Whether that's worth paying for is a values question. If it is, pick plans backed by Texas-sited bundled RECs. They're the strong form.
Which REPs actually disclose this stuff
A short list of REPs that publish detailed generation-mix disclosures:
- Rhythm Energy — publishes quarterly generation source breakdowns, names specific facilities
- Green Mountain Energy — long PPA portfolio with named wind farms; one of the longest-running 100% renewable retailers in the U.S.
- Gexa Energy — NextEra subsidiary; backed by parent's renewable generation portfolio
REPs that offer green plans without granular disclosure include several large brands. Their plans qualify as renewable under PUCT rules but don't tell you how.

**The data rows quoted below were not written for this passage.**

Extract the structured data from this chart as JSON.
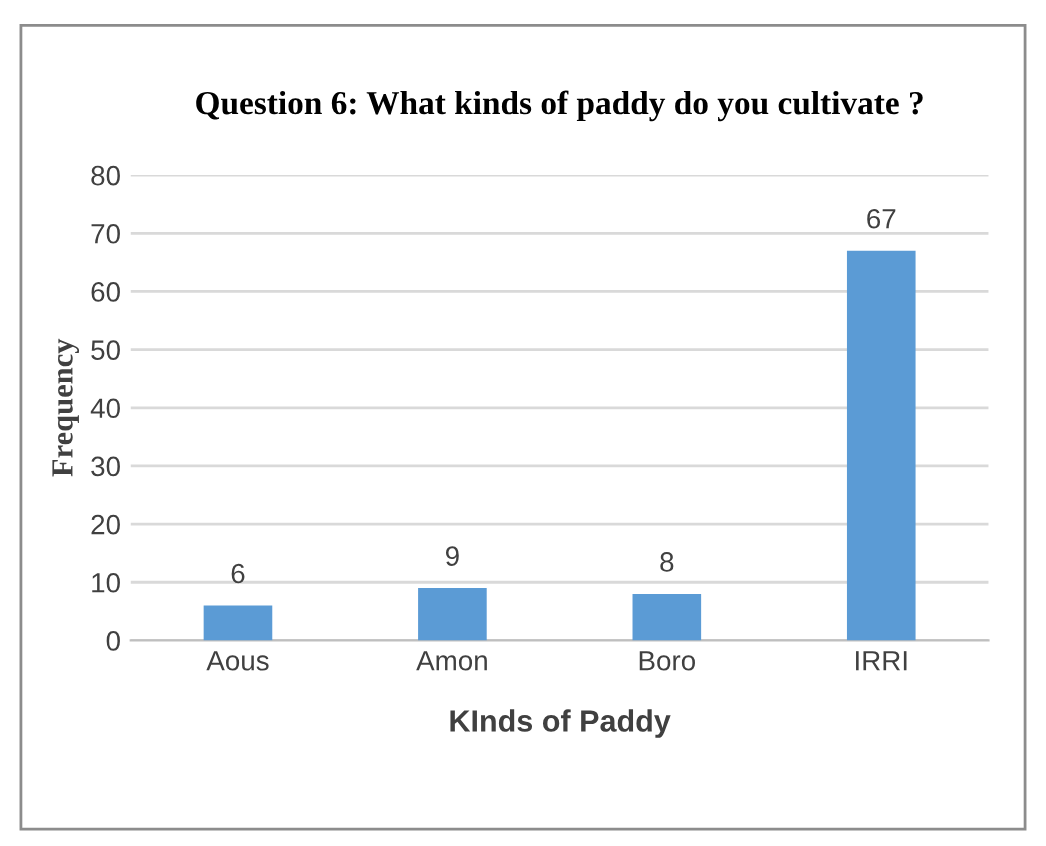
{
  "chart_data": {
    "type": "bar",
    "title": "Question 6: What kinds of paddy do you cultivate ?",
    "xlabel": "KInds of Paddy",
    "ylabel": "Frequency",
    "categories": [
      "Aous",
      "Amon",
      "Boro",
      "IRRI"
    ],
    "values": [
      6,
      9,
      8,
      67
    ],
    "color": "#5b9bd5",
    "ylim": [
      0,
      80
    ],
    "yticks": [
      0,
      10,
      20,
      30,
      40,
      50,
      60,
      70,
      80
    ],
    "grid": "y",
    "data_labels": true,
    "legend": false
  }
}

That's not necessarily wrong — but it limits how much weight to put on the green claim.
When not to pay a green premium
A handful of cases where the green plan is the wrong call:
The premium exceeds 1¢/kWh. In 2026, you shouldn't be paying that. The market has moved.
The REP doesn't disclose REC sourcing. You're paying extra for an unverifiable claim.
The plan is a bill-credit plan with a green wrapper. The green wrapping doesn't fix the bill-credit gotchas. If the underlying plan structure is wrong for your usage, "100% renewable" doesn't help.
You're already on a low-carbon path elsewhere. If you've got rooftop solar, an EV, and a heat pump, the marginal benefit of a green retail plan is small. Optimize for rate; the carbon math already works.
The honest close
"100% renewable" in Texas electricity is a real claim with a meaningful definition behind it — but the strength of the claim depends on what kind of RECs back the plan and where the generation happened.
Look for plans backed by Texas-sited bundled RECs from named generators. Skip plans that charge a premium without disclosing the math. Treat "carbon-neutral" claims with skepticism until you see the methodology.
The grid mixes electrons. The accounting matters. Pick the plans where the accounting is honest.
“Buying a REC is real climate action. Buying a "green" plan with no transparency about which RECs is just marketing.”